Comment 16 chris 2015-05-28 16:44:40 UTC
@Jonathan It is a very standard implementation of hashing following MSDN documentation. What was unexpected was the return value of the Xamarin Rectangle.GetHashValue which we were using as a seed value of a hashing function. This unexpectedness is perfectly reflected in the OP code, where the Xamarin Rectangle.GetHashValue returns identical values for different instance objects with different field values. As far as I can see, we have been given no coherent explanation for this behaviour other than the fact that the implementation is different, a fact the OP posted in his first comment which was subsequently deleted. Still, not to worry. I'm very confident we'll be able to make the necessary compensatory changes to our routines, thank you.
Comment 17 Narcís Calvet 2015-05-29 07:12:37 UTC
Created attachment 11386 [details]
2 screenshots showing the problem.

Here are two screenshots that show the implications Xamarin's Rectangle.GetHashCode implementation has. 

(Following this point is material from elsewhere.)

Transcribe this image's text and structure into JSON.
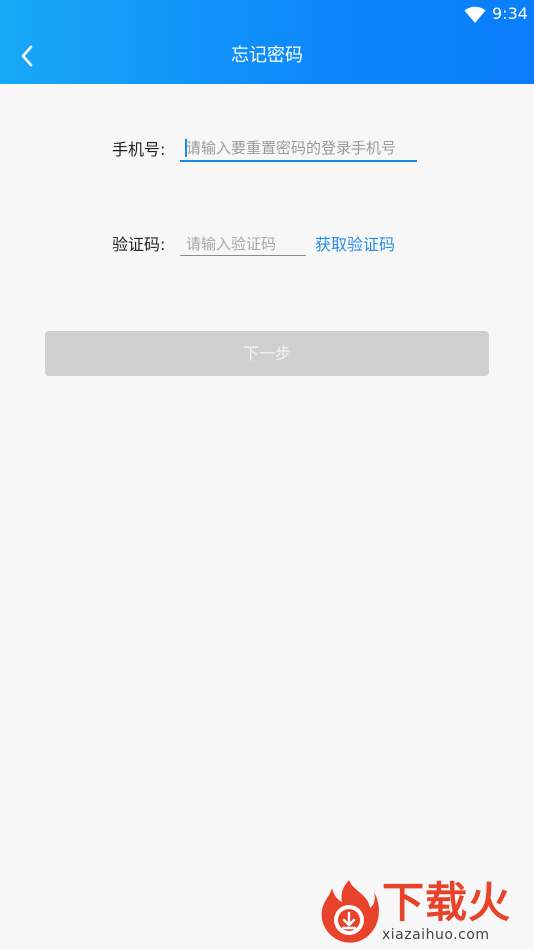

NoCache.png shows what we'd expect to get, a regular gradient across the entire area.

WrongHashCode.png shows what the result of GetHashCode, unpredictable gradients filling in the area. 

Such gradients are created using http://developer.android.com/reference/android/graphics/LinearGradient.html. Among other parameters, this is defined by a rectangle (x0, y0, x1 & y1). Rectangle's hash code is part of the custom hash code we calculate to store LinearGradient instances into a dictonary and not having to create unnecessary instances (Xamarin Profiler showed us that was more time consuming). Inconsistent hash codes render Xamarin implementation of Rectangle.GetHashCode useless for us. We have been able to circumvent that problem using Microsoft's implementation in our custom hash code calculation.
Comment 18 Jonathan Pryor 2015-05-29 11:36:44 UTC
> Rectangle's hash code is part of the custom hash code we calculate to store
> LinearGradient instances into a dictonary and not having to create unnecessary
> instances

What is your data structure? What is the key into your Dictionary?

As far as I can tell, what you're doing is similar to this:

    var d = new Dictionary<int, LinearGradient> ();
    var r = new Rectangle (...);
    d [r.GetHashCode()] = new LinearGradient (...);

i.e. using the result of Rectangle.GetHashCode() as the dictionary key.

Assuming the above is the case, *that's the bug*: The implementation of GetHashCode() can change at any time, for any reason. Hash codes do *not* uniquely identify a value; they *can't* (see Comment #9).

The screenshots you provided show a problem. They do not indicate that the problem lies solely in the GetHashCode() implementation.
Comment 19 Narcís Calvet 2015-05-29 12:20:05 UTC
Yes, we use custom hash codes as dictionary keys as you mentioned. However, those dictionaries are cleaned and recreated at each execution, they are only valid at run-time and not stored at any data structure. Therefore, any change in the implementation of GetHashCode() will be reflected accordingly into all object instances stored in the dictionary. This works flawlessly in Windows Forms applications. We encountered problems with hash code calculated in Xamarin/Mono platform.